Это письмо относится к началу событий в июне 1927 года. Но стихия разбушевалась. И вот повествование о тех же событиях, но уже в октябре: «Каждый день нас трясет, и днями, и ночами, и растрясло так, что во всем доме не стало живого места — всюду щели. Утром просыпаемся, а на флигеле перевернулась печная труба и встала по диагонали. Теперь уже нет никакого сомнения, что комнаты Маши, Поленьки и Антошина спальня совершенно непригодны для жилья… Сделано в Москву представление о необходимости постройки сарая, в который можно было бы снести все экспонаты до весны, так как до весны никакого ремонта не будет, и… как все здесь скомкалось, переменило свою физиономию и усложнило быт. Ялта стала неузнаваема, — я уже тебе писал об этом. По-прежнему — ни души. Торговля затихла. По-прежнему люди спят под открытым небом, расположившись, точно цыгане, со всем своим скарбом в садах, во дворах, на бульварах. Кое-где строят бараки, но все меры принимаются как-то вяло… по-видимому, все чего-то ждут или чего-то боятся. Дождя все еще нет, и кипарисы стоят все серые от пыли… „все равно“ теперь стало главным винтом нашей жизни… Благодаря домофобии, этому психопатическому, охватившему здесь решительно всех жителей страху перед домами, и этому „все равно“ — всюду стала царить какая-то апатия, все ходят поджавши хвосты и при встречах друг с другом первым делом спрашивают: „Ну что? Слышали? Сегодня ночью? Как вы думаете, на сколько баллов?..“ В какой-нибудь один месяц бедная Ялта лишилась стольких богатств. Нечего и говорить, что до будущего сезона она простоит все в том же виде… Наступает зимний сезон — кому придет охота строиться?.. С каждым днем, на глазах, щели становятся все шире и шире, как это происходит в нашем доме. Больно».
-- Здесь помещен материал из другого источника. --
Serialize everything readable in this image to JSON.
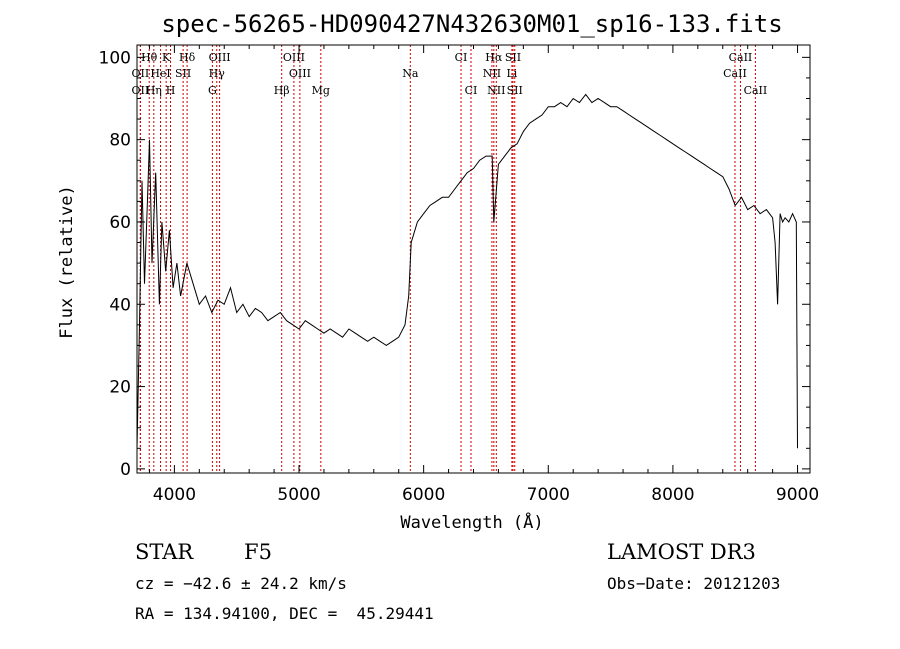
{
  "chart_data": {
    "type": "line",
    "title": "spec-56265-HD090427N432630M01_sp16-133.fits",
    "xlabel": "Wavelength (Å)",
    "ylabel": "Flux (relative)",
    "xlim": [
      3700,
      9100
    ],
    "ylim": [
      -1,
      103
    ],
    "xticks": [
      4000,
      5000,
      6000,
      7000,
      8000,
      9000
    ],
    "yticks": [
      0,
      20,
      40,
      60,
      80,
      100
    ],
    "grid": false,
    "series": [
      {
        "color": "#000000",
        "x": [
          3700,
          3720,
          3740,
          3760,
          3780,
          3800,
          3820,
          3850,
          3880,
          3900,
          3930,
          3960,
          3990,
          4020,
          4050,
          4100,
          4150,
          4200,
          4250,
          4300,
          4350,
          4400,
          4450,
          4500,
          4550,
          4600,
          4650,
          4700,
          4750,
          4800,
          4850,
          4900,
          4950,
          5000,
          5050,
          5100,
          5150,
          5200,
          5250,
          5300,
          5350,
          5400,
          5450,
          5500,
          5550,
          5600,
          5650,
          5700,
          5750,
          5800,
          5850,
          5880,
          5900,
          5950,
          6000,
          6050,
          6100,
          6150,
          6200,
          6250,
          6300,
          6350,
          6400,
          6450,
          6500,
          6550,
          6563,
          6600,
          6650,
          6700,
          6750,
          6800,
          6850,
          6900,
          6950,
          7000,
          7050,
          7100,
          7150,
          7200,
          7250,
          7300,
          7350,
          7400,
          7450,
          7500,
          7550,
          7600,
          7650,
          7700,
          7750,
          7800,
          7850,
          7900,
          7950,
          8000,
          8050,
          8100,
          8150,
          8200,
          8250,
          8300,
          8350,
          8400,
          8450,
          8500,
          8550,
          8600,
          8650,
          8700,
          8750,
          8800,
          8820,
          8840,
          8860,
          8880,
          8900,
          8930,
          8960,
          8990,
          9000
        ],
        "y": [
          5,
          35,
          70,
          45,
          62,
          80,
          50,
          72,
          40,
          60,
          48,
          58,
          44,
          50,
          42,
          50,
          45,
          40,
          42,
          38,
          41,
          40,
          44,
          38,
          40,
          37,
          39,
          38,
          36,
          37,
          38,
          36,
          35,
          34,
          36,
          35,
          34,
          33,
          34,
          33,
          32,
          34,
          33,
          32,
          31,
          32,
          31,
          30,
          31,
          32,
          35,
          42,
          55,
          60,
          62,
          64,
          65,
          66,
          66,
          68,
          70,
          72,
          73,
          75,
          76,
          76,
          60,
          74,
          76,
          78,
          79,
          82,
          84,
          85,
          86,
          88,
          88,
          89,
          88,
          90,
          89,
          91,
          89,
          90,
          89,
          88,
          88,
          87,
          86,
          85,
          84,
          83,
          82,
          81,
          80,
          79,
          78,
          77,
          76,
          75,
          74,
          73,
          72,
          71,
          68,
          64,
          66,
          63,
          64,
          62,
          63,
          61,
          55,
          40,
          62,
          60,
          61,
          60,
          62,
          60,
          5
        ]
      }
    ],
    "spectral_lines": [
      {
        "label": "Hθ",
        "x": 3798,
        "row": 1
      },
      {
        "label": "K",
        "x": 3934,
        "row": 1
      },
      {
        "label": "Hδ",
        "x": 4102,
        "row": 1
      },
      {
        "label": "OIII",
        "x": 4363,
        "row": 1
      },
      {
        "label": "OIII",
        "x": 4959,
        "row": 1
      },
      {
        "label": "CI",
        "x": 6300,
        "row": 1
      },
      {
        "label": "Hα",
        "x": 6563,
        "row": 1
      },
      {
        "label": "SII",
        "x": 6717,
        "row": 1
      },
      {
        "label": "CaII",
        "x": 8542,
        "row": 1
      },
      {
        "label": "OII",
        "x": 3727,
        "row": 2
      },
      {
        "label": "HeI",
        "x": 3889,
        "row": 2
      },
      {
        "label": "SII",
        "x": 4070,
        "row": 2
      },
      {
        "label": "Hγ",
        "x": 4340,
        "row": 2
      },
      {
        "label": "OIII",
        "x": 5007,
        "row": 2
      },
      {
        "label": "Na",
        "x": 5893,
        "row": 2
      },
      {
        "label": "NII",
        "x": 6548,
        "row": 2
      },
      {
        "label": "Li",
        "x": 6708,
        "row": 2
      },
      {
        "label": "CaII",
        "x": 8498,
        "row": 2
      },
      {
        "label": "OII",
        "x": 3727,
        "row": 3
      },
      {
        "label": "Hη",
        "x": 3835,
        "row": 3
      },
      {
        "label": "H",
        "x": 3969,
        "row": 3
      },
      {
        "label": "G",
        "x": 4305,
        "row": 3
      },
      {
        "label": "Hβ",
        "x": 4861,
        "row": 3
      },
      {
        "label": "Mg",
        "x": 5175,
        "row": 3
      },
      {
        "label": "CI",
        "x": 6380,
        "row": 3
      },
      {
        "label": "NII",
        "x": 6583,
        "row": 3
      },
      {
        "label": "SII",
        "x": 6731,
        "row": 3
      },
      {
        "label": "CaII",
        "x": 8662,
        "row": 3
      }
    ],
    "line_marker_color": "#cc0000"
  },
  "info": {
    "object_class": "STAR",
    "subclass": "F5",
    "survey": "LAMOST DR3",
    "redshift": "cz = −42.6 ± 24.2 km/s",
    "obs_date": "Obs−Date: 20121203",
    "coords": "RA = 134.94100, DEC =  45.29441"
  }
}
Трещины тревожили. Да и весь чеховский дом целиком наклонился к саду, так что по полу можно было ходить как по наклонной плоскости, очень заметной на глаз. И при взгляде на подпертые столбами, будто в шахтах, потолки обитателям дома делалось жутко, точно они входили к умирающему. Не удивительно поэтому, что «домофобией» невольно заразились и Мария Павловна, и ее домочадцы. Построили в саду фанерный домик размером немного больше купе вагона. Внутри все было оборудовано для ночлега двух-трех человек, и Мария Павловна перебралась на временное жительство в новую квартиру. Отец был убежден, что во время дождя крыша домика обязательно протечет. Сам он бесстрашно продолжал жить в своей комнате в цокольном этаже.
Наконец пошли дожди, и, как и предсказывал Михаил Павлович, «шалаши протекли». «Этого было достаточно, — пишет он, — чтобы… Мариша с супругом… немедленно же возвратились к себе в кухню на старое пепелище, чтобы их примеру последовала и Поленька, устроившаяся на диване в столовой… и чтобы и Маша тоже потянулась за нею и основалась в большой галерее. Как цыгане, все они потянулись со своими бебехами и узлами, и было смешно на них смотреть… Теперь, когда толкает или трясет, то я просто не обращаю внимания…»
Измученные жители стали покидать Ялту. Бесконечное количество подвод с узлами и мебелью двигалось по городу и по шоссе. На молу ящики и скарб по неделям ожидали погрузки, так как пароходы были не в состоянии все вместить.
23 ноября отец писал нам: «Город опустел совершенно. Все, что было из кирпича и из керченского камня, рассыпалось. Уцелело лишь то, что было выстроено, как и наш дом, из цельных глыб камня… Вчера я шел в город… И, странно сказать, от нашего дома и вплоть до самой набережной в 6 час. вечера не встретил
И немного раньше, 25 октября: «Сейчас десятый час вечера. Пошел проведать Машу. Она встревожена тем, что на дворе буря и что какая-то птица хлопается к ней в галерею. Это летучая мышь просится к огню… Я отворил дверь, и мы оба, Маша и я, высунулись из нее на двор.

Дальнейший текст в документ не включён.